The news are alarming. It is not quite clear why the changes have become so rapid only recently. We know that world fossile energy consumption has increased a lot lately - the rapid growth of oil production and spectacular increase in the Chinese coal consumption may have something to do with this. And may be also stricter anti-pollution measures in the US and Europe, which is decreasing the global "dimming", i.e. less particles in the atmosphere means more sunlight put-through.

There is not much that can be done - and that would have an immediate effect. But starting to develop alternatives and renewables is definitely not what is needed. A shock increase in fuel taxes would help quickly. Tripling gasoline prices would probably cut driving by half - without collapsing the rest of economy. Rationing would do also. Removing filters from power stations would restore the dimming effect. This kind of actions are fully feasible and they have been tried earlier. Seeing this as as a national security crisis - like war - would make all this possible.   Europe did experience very dramatic decline of fossile fuel consumption during the WWII, without social collapse. This was not nice - but tolerable. China and India could be brought in by threatening by tariffs and by the view of cheaper import oil.

This was to say that effective counter-measures are in fact possible. The difficult point here is of course assessing the seriousness of the problem. Are we really heading for a  "threshold effect" i.e. rapidly accelerating change?
 

Tripling gasoline prices would probably have pretty minimal effects on driving. What happened in WWII (which was very significant as you say), took actual rationing.

Stuart,

I'm not sure this is the case. When making decisions, consumers take the current situation into account AND expectations of the future state. If prices of gasoline tripled tomorrow and were generally expected to stay at the tripled level indefinitely, consumers would now start taking this into account when considering what kind of car to buy, whether to take a job across town or right down the road, whether to move far out into the 'burbs or whether to stick near to good public transportation, etc. There would be a short term effect as people immediately reduce their discretionary driving, and then a larger longer term effect which would manifest itself over years.

Contrast the above scenario to another situation in which a "crisis" triples gasoline prices but when the crisis abates prices are expected to drift back to current levels. In this situation there would again be some short term demand reduction as people reduced their discretionary driving but the longer-term reduction would be substantially reduced as consumers would base their decisions on the expectation of prices falling back to the current level.

[i]Europe did experience very dramatic decline of fossile fuel consumption during the WWII, without social collapse.[/i]

I suggest you read a bit about the Dutch "Hungerwinter".

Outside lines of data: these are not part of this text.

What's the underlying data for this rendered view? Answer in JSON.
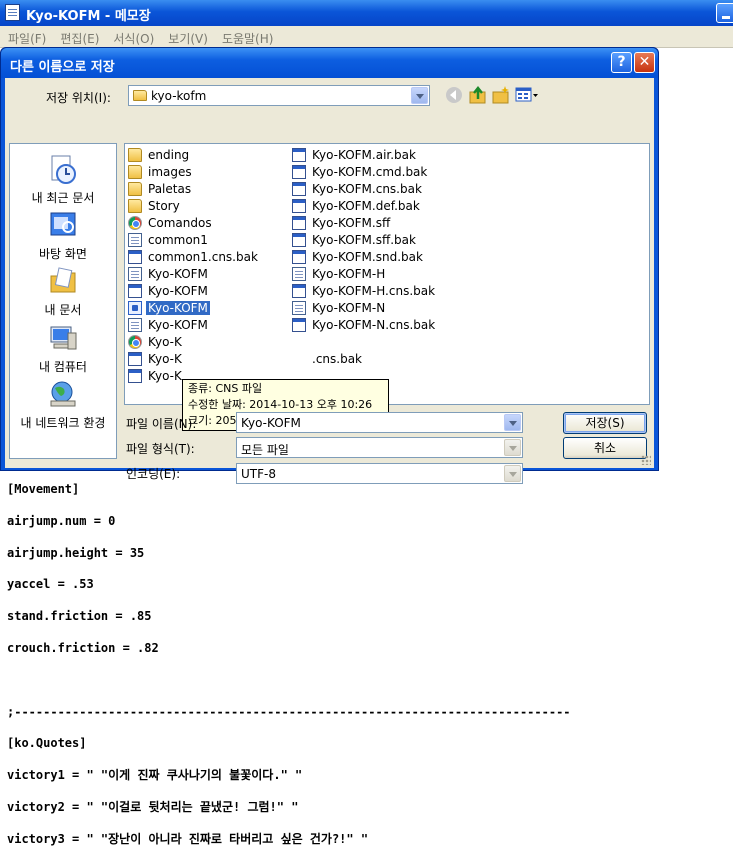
{
  "notepad": {
    "title": "Kyo-KOFM - 메모장",
    "menu": [
      "파일(F)",
      "편집(E)",
      "서식(O)",
      "보기(V)",
      "도움말(H)"
    ],
    "text_lines": [
      "[Movement]",
      "airjump.num = 0",
      "airjump.height = 35",
      "yaccel = .53",
      "stand.friction = .85",
      "crouch.friction = .82",
      "",
      ";-----------------------------------------------------------------------------",
      "[ko.Quotes]",
      "victory1 = \" \"이게 진짜 쿠사나기의 불꽃이다.\" \"",
      "victory2 = \" \"이걸로 뒷처리는 끝냈군! 그럼!\" \"",
      "victory3 = \" \"장난이 아니라 진짜로 타버리고 싶은 건가?!\" \""
    ]
  },
  "dialog": {
    "title": "다른 이름으로 저장",
    "help_button": "?",
    "close_button": "✕",
    "save_in_label": "저장 위치(I):",
    "save_in_value": "kyo-kofm",
    "places": [
      "내 최근 문서",
      "바탕 화면",
      "내 문서",
      "내 컴퓨터",
      "내 네트워크 환경"
    ],
    "files_col1": [
      {
        "name": "ending",
        "icon": "folder"
      },
      {
        "name": "images",
        "icon": "folder"
      },
      {
        "name": "Paletas",
        "icon": "folder"
      },
      {
        "name": "Story",
        "icon": "folder"
      },
      {
        "name": "Comandos",
        "icon": "chrome"
      },
      {
        "name": "common1",
        "icon": "doc"
      },
      {
        "name": "common1.cns.bak",
        "icon": "win"
      },
      {
        "name": "Kyo-KOFM",
        "icon": "doc"
      },
      {
        "name": "Kyo-KOFM",
        "icon": "win"
      },
      {
        "name": "Kyo-KOFM",
        "icon": "blue",
        "selected": true
      },
      {
        "name": "Kyo-KOFM",
        "icon": "doc"
      },
      {
        "name": "Kyo-K",
        "icon": "chrome"
      },
      {
        "name": "Kyo-K",
        "icon": "win"
      },
      {
        "name": "Kyo-K",
        "icon": "win"
      }
    ],
    "files_col2": [
      {
        "name": "Kyo-KOFM.air.bak",
        "icon": "win"
      },
      {
        "name": "Kyo-KOFM.cmd.bak",
        "icon": "win"
      },
      {
        "name": "Kyo-KOFM.cns.bak",
        "icon": "win"
      },
      {
        "name": "Kyo-KOFM.def.bak",
        "icon": "win"
      },
      {
        "name": "Kyo-KOFM.sff",
        "icon": "win"
      },
      {
        "name": "Kyo-KOFM.sff.bak",
        "icon": "win"
      },
      {
        "name": "Kyo-KOFM.snd.bak",
        "icon": "win"
      },
      {
        "name": "Kyo-KOFM-H",
        "icon": "doc"
      },
      {
        "name": "Kyo-KOFM-H.cns.bak",
        "icon": "win"
      },
      {
        "name": "Kyo-KOFM-N",
        "icon": "doc"
      },
      {
        "name": "Kyo-KOFM-N.cns.bak",
        "icon": "win"
      },
      {
        "name": "",
        "icon": "none"
      },
      {
        "name": ".cns.bak",
        "icon": "none"
      }
    ],
    "tooltip": [
      "종류: CNS 파일",
      "수정한 날짜: 2014-10-13 오후 10:26",
      "크기: 205KB"
    ],
    "filename_label": "파일 이름(N):",
    "filename_value": "Kyo-KOFM",
    "filetype_label": "파일 형식(T):",
    "filetype_value": "모든 파일",
    "encoding_label": "인코딩(E):",
    "encoding_value": "UTF-8",
    "save_button": "저장(S)",
    "cancel_button": "취소"
  }
}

The Netherlands were occupied. The Germans exported a lot of food etc. The unoccupied countries did better.

What I wanted to say is this: drastic reduction of greenhouse gases  is possible if it is necessary. If the global climatic balance is really "tipping over" the pain from severe rationing and other emergency measures to reduce oil, gas and coal use is smaller than the consequences for not doing that.

If we have some time left, energy depletion will do the trick in 30 years or so. ASPO scenario shows an imminent peak of oil, NGLs and natural gas. It is quite likely that coal production cannot increase much in the future. Coal peak is likely in 30 years time. No Tokyo II is needed. Depletion will do it much better. But if we are really in an emergency, other kind of solutions are needed. This is the big question.

The Netherlands were occupied. The Germans exported a lot of food etc.

No they didn't. This was a transportation issue. It started with a strike of railway workers and as a punishment the Germans forbade transportation of foods for about a month. Then the winter kicked in but foodstocks were low. The combination of low foodstocks caused by the monthlong emargo  and the lack of transportation capabilities, due to lack of fuel, after that caused the famine.

http://www.dutchfamine.nl/history.htm

They also built over a million civilian gasifiers because the military used up the gasoline.